Durante três semanas tensas, os governos e as instituições da UE enfrentaram-se publicamente acerca do “resgate” grego e da crise da dívida, até que chegaram a um acordo em 21 de julho. Quando as diferenças foram resolvidas, exigiram do parlamento grego que aprovasse (enfrentando o repúdio massivo e uma onda de protestos reprimida com selvageria) o novo plano de ajuste, com novos cortes de direitos económicos e sociais, de empregos públicos, mais aumentos de impostos e um programa massivo de privatizações. Um plano que os jornais gregos qualificaram de “comoção e terror” e que o Financial Times definiu como “provocação política e vandalismo económico”.

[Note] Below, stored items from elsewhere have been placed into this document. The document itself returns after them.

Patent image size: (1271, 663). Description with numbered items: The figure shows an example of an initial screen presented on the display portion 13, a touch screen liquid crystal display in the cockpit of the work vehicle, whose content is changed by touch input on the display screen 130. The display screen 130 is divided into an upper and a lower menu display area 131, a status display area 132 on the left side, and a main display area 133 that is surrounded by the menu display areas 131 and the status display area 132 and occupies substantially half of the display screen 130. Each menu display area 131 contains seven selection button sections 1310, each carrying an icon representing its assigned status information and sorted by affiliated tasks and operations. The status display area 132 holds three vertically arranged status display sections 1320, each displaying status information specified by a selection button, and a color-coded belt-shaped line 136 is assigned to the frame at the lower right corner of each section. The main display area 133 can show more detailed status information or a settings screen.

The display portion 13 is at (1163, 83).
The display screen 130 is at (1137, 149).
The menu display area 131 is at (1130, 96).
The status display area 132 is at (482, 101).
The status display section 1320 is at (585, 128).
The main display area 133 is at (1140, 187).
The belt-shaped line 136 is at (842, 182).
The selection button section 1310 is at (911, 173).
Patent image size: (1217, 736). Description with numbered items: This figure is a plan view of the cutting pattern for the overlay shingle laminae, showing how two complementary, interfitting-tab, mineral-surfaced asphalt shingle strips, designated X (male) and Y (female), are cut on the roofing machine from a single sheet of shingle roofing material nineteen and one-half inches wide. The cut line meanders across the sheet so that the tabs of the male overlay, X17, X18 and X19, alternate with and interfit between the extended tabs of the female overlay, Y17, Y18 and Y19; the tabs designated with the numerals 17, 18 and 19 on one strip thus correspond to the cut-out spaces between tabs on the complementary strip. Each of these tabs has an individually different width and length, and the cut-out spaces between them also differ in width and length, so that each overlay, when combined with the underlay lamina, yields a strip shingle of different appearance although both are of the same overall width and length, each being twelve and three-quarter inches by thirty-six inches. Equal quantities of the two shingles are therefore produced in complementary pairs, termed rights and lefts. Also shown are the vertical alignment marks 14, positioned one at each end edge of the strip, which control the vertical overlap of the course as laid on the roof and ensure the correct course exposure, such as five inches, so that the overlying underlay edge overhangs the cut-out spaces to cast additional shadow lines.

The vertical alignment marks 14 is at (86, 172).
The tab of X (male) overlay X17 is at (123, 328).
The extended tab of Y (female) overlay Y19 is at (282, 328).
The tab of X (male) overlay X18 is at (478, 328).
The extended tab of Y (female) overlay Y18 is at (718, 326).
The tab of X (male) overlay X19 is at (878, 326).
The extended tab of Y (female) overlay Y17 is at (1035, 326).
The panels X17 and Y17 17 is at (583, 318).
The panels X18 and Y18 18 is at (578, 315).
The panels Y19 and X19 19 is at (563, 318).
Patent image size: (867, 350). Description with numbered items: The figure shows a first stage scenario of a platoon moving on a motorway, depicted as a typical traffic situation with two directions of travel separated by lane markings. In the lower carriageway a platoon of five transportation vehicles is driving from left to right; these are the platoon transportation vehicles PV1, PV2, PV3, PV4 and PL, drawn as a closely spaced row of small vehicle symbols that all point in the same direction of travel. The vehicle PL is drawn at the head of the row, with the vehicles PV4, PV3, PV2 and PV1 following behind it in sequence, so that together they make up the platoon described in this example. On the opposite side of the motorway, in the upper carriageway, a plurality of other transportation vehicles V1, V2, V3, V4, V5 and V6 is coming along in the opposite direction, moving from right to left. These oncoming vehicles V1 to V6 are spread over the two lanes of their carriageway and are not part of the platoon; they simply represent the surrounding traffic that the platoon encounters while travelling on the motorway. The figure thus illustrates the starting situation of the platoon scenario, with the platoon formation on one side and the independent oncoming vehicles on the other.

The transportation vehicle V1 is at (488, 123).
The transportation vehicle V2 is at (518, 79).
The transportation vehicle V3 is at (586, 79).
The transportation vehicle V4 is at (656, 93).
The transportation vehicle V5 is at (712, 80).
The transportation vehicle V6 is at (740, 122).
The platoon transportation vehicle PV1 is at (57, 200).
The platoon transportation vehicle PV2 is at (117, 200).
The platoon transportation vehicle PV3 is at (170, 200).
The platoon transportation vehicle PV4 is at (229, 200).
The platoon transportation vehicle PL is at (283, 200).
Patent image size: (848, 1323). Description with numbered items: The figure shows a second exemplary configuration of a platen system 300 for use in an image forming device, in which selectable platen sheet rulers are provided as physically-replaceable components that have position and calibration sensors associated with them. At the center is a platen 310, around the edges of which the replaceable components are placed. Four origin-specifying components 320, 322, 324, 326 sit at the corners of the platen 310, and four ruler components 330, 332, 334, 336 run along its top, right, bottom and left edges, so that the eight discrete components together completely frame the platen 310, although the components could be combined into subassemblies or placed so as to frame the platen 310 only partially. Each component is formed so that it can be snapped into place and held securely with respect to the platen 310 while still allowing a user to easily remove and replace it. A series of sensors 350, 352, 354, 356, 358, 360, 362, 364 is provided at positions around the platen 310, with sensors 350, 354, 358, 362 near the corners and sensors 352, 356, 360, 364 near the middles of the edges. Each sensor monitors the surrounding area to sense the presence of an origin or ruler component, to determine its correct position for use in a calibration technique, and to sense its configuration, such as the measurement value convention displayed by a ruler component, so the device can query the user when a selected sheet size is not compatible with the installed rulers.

A “latino-americanização” da periferia europeia
Antes de discutir esses acordos, é preciso avaliar o significado profundo do plano da “troika” para a Grécia, o lugar onde foram mais longe e de onde já podemos entrever o futuro preparado para Portugal ou Irlanda. Às vésperas de seu segundo “resgate”, a Grécia utilizava 29 % de sua receita para pagar os juros. Se somarmos a amortização da dívida, sobe para mais de 50 %. No entanto, sua dívida é cada vez maior, enquanto a fuga de capitais para a Suíça prossegue sem freios. A situação grega é como se tivesse sido devastada por uma guerra. O preço do “resgate” supera o das indemnizações de guerra às quais a Alemanha foi submetida no Tratado de Versalhes, depois de perder a I Guerra Mundial. Bairros inteiros de Atenas encontram-se em situação de emergência sanitária e a expectativa de vida começa a baixar. Assistimos a um empobrecimento súbito do povo, dos trabalhadores e das classes médias da Grécia. Agora, para completar a pilhagem, vem a operação do segundo “resgate”: a apropriação massiva do que resta do património nacional (infraestruturas de turismo, portos, aeroportos, telecomunicações, correios, energia, ferrovias, companhias de águas, bancos, loterias…) a preços de liquidação (o valor atual das ações é 30 % do de 2009) e em benefício dos mesmos bancos e multinacionais que arruinaram o país, em especial alemães e franceses.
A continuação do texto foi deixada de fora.